I am a fan. Like it, or not.
It amazes me how much boasting Fred Durst actually did on this album, how much lame machismo he conveyed. Considering his has-been status, his position of not being taken all that seriously these days, it’s somewhat funny. Strangely, all the same, one cannot deny the effectively catchy (if not occasionally cheesy) lyrics on Significant Other. The lyrics to every song have the current-events validity of a shoddy doodle from the back-page of a worn composition notebook, yet banging my head on Wes Borland’s riffs comes all-natural (as does shouting along, karaoke-style).
Novelty worth in a decade-old scuffed package, Limp Bizkit had some stupidly fun music, despite Durst’s absurd rantings about life on the mean streets of Jacksonville, Florida (“Trust?”), being a walking ATM (“I’m Broke”), spitefully reminding an ex-girlfriend that her cheatin’ ass was only worth sex to him anyway (please, you know what song that is). Some of these tunes were the rap-rock equivalents of Steve Urkel’s catchphrase: “I don’t have to take this. I’m going home.”
Only Limp Bizkit could churn out hit after manufactured hit about everything from being “worth more than” sex to name-dropping half the United States. My favorite song to date off of this album is still, by far, “N 2 Gether Now” — namely because, unlike Fred, I respect Method Man’s talent as an established rapper. Another being that stupid-ass music video with Pauly Shore as the pizza delivery guy, and Durst versus Meth in a sword fight over the remote control. Seriously, I ask myself often how LB even got him on the track to begin with. It’s understood that Durst and KoRn’s Jonathan Davis had a standing union as fellows in the same musical genre of sorts, but where does Method Man come in?
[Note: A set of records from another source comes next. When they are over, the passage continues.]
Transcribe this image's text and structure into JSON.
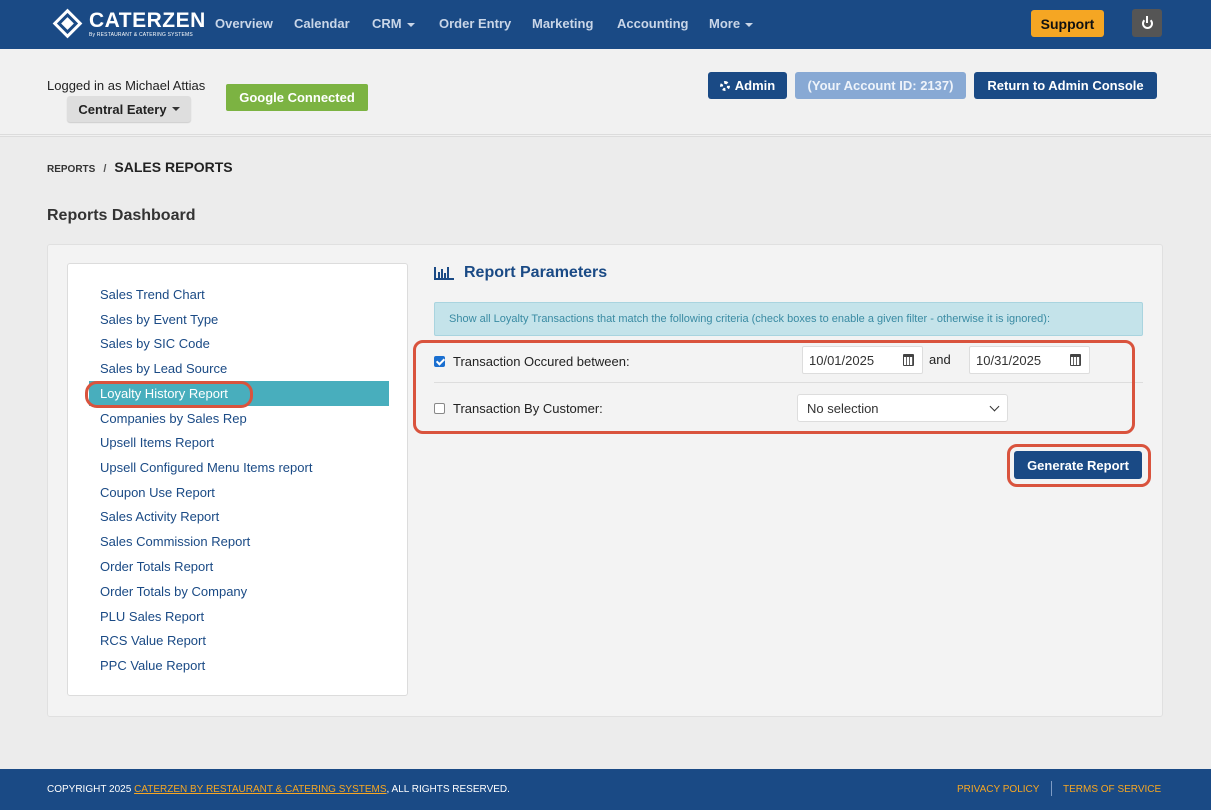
{
  "nav": {
    "brand_name": "CATERZEN",
    "brand_tagline": "By RESTAURANT & CATERING SYSTEMS",
    "items": [
      "Overview",
      "Calendar",
      "CRM",
      "Order Entry",
      "Marketing",
      "Accounting",
      "More"
    ],
    "support_label": "Support",
    "power_icon": "power-icon"
  },
  "account": {
    "logged_in_text": "Logged in as Michael Attias",
    "location": "Central Eatery",
    "google_label": "Google Connected",
    "admin_label": "Admin",
    "account_id_label": "(Your Account ID: 2137)",
    "return_label": "Return to Admin Console"
  },
  "breadcrumb": {
    "parent": "REPORTS",
    "separator": "/",
    "current": "SALES REPORTS"
  },
  "dashboard_title": "Reports Dashboard",
  "sidebar": {
    "items": [
      "Sales Trend Chart",
      "Sales by Event Type",
      "Sales by SIC Code",
      "Sales by Lead Source",
      "Loyalty History Report",
      "Companies by Sales Rep",
      "Upsell Items Report",
      "Upsell Configured Menu Items report",
      "Coupon Use Report",
      "Sales Activity Report",
      "Sales Commission Report",
      "Order Totals Report",
      "Order Totals by Company",
      "PLU Sales Report",
      "RCS Value Report",
      "PPC Value Report"
    ],
    "active_index": 4
  },
  "params": {
    "title": "Report Parameters",
    "info_text": "Show all Loyalty Transactions that match the following criteria (check boxes to enable a given filter - otherwise it is ignored):",
    "filter1_label": "Transaction Occured between:",
    "filter1_checked": true,
    "date_from": "10/01/2025",
    "and_label": "and",
    "date_to": "10/31/2025",
    "filter2_label": "Transaction By Customer:",
    "filter2_checked": false,
    "customer_value": "No selection",
    "generate_label": "Generate Report"
  },
  "footer": {
    "copyright_prefix": "COPYRIGHT 2025 ",
    "copyright_link": "CATERZEN BY RESTAURANT & CATERING SYSTEMS",
    "copyright_suffix": ", ALL RIGHTS RESERVED.",
    "privacy": "PRIVACY POLICY",
    "terms": "TERMS OF SERVICE"
  },
  "colors": {
    "nav_bg": "#1a4a85",
    "support": "#f5a623",
    "google": "#7cb342",
    "active_item": "#48aebd",
    "highlight": "#d9533d"
  }
}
Would he do it again today, should Limp Bizkit attempt another guest-heavy pop record?
During the past nine years, I’ve seen this album in clearance racks across the country; there are those like myself who still find charm in such a piece of nostalgic memorabilia, but moreover, I am a self-professed fan of that era in music. Fact is, somewhere deep down in our minds, we all like to scream “you can take that cookie, and stick it up your…” in the car when no one’s around. Admit it, for they say that’s the first step to recovery.